Simultaneous to these signs of stability and slight improvement in some markets, the national amount of office space for sublease has decreased over the last year, as shown in the chart below.
Tenants looking to sublease office space have been aggressive at undercutting the market, hence a reduction in availability as these come off the market. But many of the sublease offerings that have been on the market for two or three years are maturing to lease expiration, and those available sublease spaces are reverting back for the building owners to deal with.

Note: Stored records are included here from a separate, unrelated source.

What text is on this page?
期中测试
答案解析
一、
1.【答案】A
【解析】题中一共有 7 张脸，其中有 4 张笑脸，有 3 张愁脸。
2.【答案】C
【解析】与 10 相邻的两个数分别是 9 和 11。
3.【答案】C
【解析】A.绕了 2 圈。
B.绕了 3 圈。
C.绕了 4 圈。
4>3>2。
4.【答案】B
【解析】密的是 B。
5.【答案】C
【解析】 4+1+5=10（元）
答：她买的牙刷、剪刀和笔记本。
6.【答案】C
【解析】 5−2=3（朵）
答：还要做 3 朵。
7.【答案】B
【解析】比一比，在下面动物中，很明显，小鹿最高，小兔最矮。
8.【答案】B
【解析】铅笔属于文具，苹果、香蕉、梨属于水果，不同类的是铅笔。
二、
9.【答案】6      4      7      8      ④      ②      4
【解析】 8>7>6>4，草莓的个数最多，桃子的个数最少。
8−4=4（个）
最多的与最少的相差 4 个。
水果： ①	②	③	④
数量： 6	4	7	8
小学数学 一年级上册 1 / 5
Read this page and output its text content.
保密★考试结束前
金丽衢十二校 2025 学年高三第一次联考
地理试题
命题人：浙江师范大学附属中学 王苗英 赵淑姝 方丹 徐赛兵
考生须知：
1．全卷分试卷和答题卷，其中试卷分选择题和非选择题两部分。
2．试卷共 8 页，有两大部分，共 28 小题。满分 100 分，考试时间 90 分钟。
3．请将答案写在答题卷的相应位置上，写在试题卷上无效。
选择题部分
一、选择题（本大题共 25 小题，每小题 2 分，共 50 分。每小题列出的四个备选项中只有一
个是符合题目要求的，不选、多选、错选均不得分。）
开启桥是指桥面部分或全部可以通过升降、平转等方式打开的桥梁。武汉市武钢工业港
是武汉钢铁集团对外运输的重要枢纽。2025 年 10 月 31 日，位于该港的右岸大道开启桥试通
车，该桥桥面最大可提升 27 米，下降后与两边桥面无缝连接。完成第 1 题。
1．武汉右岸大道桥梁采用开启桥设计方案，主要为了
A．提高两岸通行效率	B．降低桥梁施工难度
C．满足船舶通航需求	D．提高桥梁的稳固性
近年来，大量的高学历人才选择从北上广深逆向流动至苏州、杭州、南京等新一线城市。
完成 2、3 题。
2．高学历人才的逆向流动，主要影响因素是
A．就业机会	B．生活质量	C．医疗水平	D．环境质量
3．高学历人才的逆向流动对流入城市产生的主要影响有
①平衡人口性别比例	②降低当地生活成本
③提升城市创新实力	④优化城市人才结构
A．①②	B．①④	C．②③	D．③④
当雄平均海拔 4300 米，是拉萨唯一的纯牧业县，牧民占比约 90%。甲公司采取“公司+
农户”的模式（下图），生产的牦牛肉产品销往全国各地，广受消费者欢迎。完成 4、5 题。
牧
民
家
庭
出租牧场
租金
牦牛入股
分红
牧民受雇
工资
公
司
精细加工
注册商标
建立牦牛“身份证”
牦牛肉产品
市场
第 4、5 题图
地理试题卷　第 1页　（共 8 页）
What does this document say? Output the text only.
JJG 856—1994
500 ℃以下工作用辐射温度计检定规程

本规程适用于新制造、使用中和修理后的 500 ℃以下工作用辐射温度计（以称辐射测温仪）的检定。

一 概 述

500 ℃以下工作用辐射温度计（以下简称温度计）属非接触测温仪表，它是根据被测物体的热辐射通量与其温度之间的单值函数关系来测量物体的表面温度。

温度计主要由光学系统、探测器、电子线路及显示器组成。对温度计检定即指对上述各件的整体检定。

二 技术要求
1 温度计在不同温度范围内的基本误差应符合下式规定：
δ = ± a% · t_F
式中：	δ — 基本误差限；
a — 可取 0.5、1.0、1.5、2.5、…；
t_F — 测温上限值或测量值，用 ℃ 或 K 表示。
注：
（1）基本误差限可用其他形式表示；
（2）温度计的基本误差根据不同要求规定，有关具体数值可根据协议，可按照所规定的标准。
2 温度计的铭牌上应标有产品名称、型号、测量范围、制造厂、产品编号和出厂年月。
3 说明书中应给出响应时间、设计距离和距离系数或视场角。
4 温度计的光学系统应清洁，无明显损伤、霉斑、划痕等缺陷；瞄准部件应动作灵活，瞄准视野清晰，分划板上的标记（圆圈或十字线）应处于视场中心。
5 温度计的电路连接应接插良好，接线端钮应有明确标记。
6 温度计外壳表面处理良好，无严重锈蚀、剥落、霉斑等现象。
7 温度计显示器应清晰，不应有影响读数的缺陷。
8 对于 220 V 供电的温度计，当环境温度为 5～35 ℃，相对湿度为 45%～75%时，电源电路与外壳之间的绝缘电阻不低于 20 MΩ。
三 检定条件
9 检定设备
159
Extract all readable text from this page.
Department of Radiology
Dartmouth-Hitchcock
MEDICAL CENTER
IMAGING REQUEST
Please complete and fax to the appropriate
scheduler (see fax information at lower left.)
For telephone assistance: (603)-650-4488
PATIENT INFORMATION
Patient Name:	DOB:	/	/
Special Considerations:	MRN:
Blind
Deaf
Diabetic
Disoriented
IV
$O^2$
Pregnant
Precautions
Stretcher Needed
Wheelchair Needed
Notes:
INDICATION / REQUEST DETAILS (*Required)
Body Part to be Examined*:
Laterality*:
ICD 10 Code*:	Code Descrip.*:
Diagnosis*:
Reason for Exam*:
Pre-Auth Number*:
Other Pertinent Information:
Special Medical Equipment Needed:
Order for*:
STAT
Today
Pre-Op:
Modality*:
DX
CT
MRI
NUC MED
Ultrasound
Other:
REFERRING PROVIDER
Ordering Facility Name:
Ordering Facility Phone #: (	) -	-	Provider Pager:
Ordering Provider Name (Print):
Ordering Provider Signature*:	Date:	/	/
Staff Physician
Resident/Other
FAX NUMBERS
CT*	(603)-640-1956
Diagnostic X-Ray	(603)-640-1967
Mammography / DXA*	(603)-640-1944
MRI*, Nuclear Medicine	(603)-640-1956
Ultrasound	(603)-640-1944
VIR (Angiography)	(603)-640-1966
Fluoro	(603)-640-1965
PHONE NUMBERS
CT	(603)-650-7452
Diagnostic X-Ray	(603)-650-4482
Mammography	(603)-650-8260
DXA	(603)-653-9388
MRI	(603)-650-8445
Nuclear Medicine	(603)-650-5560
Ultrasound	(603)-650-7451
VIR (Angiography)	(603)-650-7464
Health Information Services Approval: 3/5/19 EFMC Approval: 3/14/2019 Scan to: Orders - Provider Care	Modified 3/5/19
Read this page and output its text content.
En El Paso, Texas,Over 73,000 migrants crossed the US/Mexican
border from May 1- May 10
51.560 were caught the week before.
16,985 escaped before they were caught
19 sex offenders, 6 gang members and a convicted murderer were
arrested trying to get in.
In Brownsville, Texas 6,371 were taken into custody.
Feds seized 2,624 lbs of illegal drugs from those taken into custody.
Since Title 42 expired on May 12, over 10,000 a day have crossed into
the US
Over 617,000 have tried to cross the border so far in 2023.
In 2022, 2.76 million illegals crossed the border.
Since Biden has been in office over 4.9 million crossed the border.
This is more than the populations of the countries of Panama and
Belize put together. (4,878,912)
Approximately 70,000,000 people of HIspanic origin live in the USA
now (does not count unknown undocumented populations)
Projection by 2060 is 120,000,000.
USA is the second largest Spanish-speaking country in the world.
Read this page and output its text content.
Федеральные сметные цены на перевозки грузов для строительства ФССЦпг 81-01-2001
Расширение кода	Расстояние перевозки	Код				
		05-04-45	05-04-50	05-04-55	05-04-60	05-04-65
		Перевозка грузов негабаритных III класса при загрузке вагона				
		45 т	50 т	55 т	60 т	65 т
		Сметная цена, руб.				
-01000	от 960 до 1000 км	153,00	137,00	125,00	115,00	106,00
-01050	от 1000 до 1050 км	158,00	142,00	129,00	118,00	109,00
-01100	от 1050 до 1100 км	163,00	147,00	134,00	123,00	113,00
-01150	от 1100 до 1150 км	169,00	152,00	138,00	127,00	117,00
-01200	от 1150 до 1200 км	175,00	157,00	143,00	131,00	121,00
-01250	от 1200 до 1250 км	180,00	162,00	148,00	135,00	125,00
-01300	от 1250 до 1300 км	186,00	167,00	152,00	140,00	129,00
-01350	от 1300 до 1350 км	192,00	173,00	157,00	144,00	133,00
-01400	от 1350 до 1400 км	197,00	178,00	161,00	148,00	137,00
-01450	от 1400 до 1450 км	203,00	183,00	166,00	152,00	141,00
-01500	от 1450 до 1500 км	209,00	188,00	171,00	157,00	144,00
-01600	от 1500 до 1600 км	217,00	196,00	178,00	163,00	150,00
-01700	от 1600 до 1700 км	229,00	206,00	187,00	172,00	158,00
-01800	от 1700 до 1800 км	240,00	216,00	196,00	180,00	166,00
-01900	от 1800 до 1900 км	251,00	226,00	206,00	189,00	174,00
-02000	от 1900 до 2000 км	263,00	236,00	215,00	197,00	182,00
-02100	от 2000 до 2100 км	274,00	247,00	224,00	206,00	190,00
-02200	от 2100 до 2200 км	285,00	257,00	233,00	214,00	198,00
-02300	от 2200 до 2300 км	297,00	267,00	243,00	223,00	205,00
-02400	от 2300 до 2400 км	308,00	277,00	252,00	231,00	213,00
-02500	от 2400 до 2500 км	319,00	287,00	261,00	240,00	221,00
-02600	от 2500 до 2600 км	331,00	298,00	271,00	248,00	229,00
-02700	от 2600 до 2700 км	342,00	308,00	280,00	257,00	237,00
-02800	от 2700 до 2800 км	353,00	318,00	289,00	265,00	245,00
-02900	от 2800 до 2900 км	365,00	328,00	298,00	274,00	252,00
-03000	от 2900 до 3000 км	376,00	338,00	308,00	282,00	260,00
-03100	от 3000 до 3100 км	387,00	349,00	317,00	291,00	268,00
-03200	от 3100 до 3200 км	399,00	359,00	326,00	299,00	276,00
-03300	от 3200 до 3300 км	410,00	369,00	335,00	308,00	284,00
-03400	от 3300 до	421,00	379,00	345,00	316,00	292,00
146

While this decline in sublease inventory is a bright light for office building landlords, the sublease availability rate is still double what was seen over years of historic equilibrium, suggesting that the worst is by no means behind building owners.
There’s tremendous speculation of whether the office markets around the United States are going to see a recovery based on so many large companies requiring employees to return to their offices four to five days per week. While that is certainly helpful in stabilizing demand, most small- to medium-size companies often don’t have a formal return-to-office policy, or have embraced remote and hybrid work as a recruiting and retention advantage, and see 2025 operating conditions as the new normal.
The other shoe to still drop on the office market is the fact that approximately 40% of pre-Covid office leases signed still have yet to expire, which will happen one lease at a time over the next four to five years. As a dominant national tenant advisory firm we can see that most of these companies are swimming in space and will generally get by with less when their leases expire. Only time will tell what kind of office space retention occurs, but without any material net growth in office space demand, most landlords will ultimately have to break with their historic pricing or hand the keys back to the lender. Notwithstanding how long the office sector might take to find its bottom, 2025 is sure to continue to be a strong tenants’ market, with some of the best values that we’ve seen in years, for those companies that have prudence to select the right tenant advisor and to go to market to determine their value today.